Research paper by Estrella E Gómez-Tortosa, Sagrario S Barquero, Manuel M Barón, Eulogio E Gil-Neciga, Fernando F Castellanos, Martín M Zurdo, Sagrario S Manzano, David G DG Muñoz, Adolfo A Jiménez-Huete, Alberto A Rábano, M José MJ Sainz, Rosa R Guerrero, Isabel I Gobernado, Julián J Pérez-Pérez, Adriano A Jiménez-Escrig

Indexed on: 17 Feb '10Published on: 17 Feb '10Published in: Journal of Alzheimer's disease : JAD


We describe the clinical phenotype of nine kindred with presenile Alzheimer's disease (AD) caused by different presenilin 1 (PS1) point mutations, and compare them with reported families with mutations in the same codons.
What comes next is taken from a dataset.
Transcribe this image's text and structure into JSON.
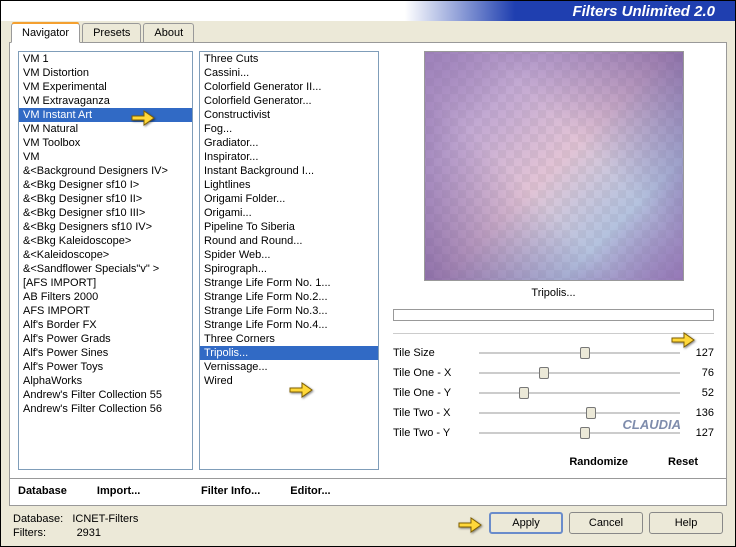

Mutations were in exon 4 (Phe105Val), exon 5 (Pro117Arg, Glu120Gly), exon 6 (His163Arg), exon 7 (Leu226Phe), exon 8 (Val261Leu, Val272Ala, Leu282Arg), and exon 12 (Ile439Ser). Three of these amino acid changes (Phe105Val, Glu120Gly, and Ile439Ser) had not been previously reported. Distinct clinical features, including age of onset, symptoms and signs associated with the cortical-type dementia and aggressiveness of the disease, characterized the different mutations and were quite homogeneous across family members. Age of onset fell within a consistent range: some mutations caused the disease in the thirties (P117R, L226F, V272A), other in the forties (E120G, H163R, V261L, L282R), and other in the fifties (F105V, I439S). Associated features also segregated with specific mutations: early epileptic activity (E120G), spastic paraparesis (V261L), subcortical dementia and parkinsonism (V272A), early language impairment, frontal signs, and myoclonus (L226F), and late myoclonus and seizures (H163R, L282R). Neurological deterioration was particularly aggressive in PS1 mutations with earlier age of onset such as P117R, L226F, and E120G. With few exceptions, a similar clinical phenotype was found in families reported to have either the same mutation or different amino acid changes in the same codons. This series points to a strong influence of the specific genetic defect in the development of the clinical phenotype.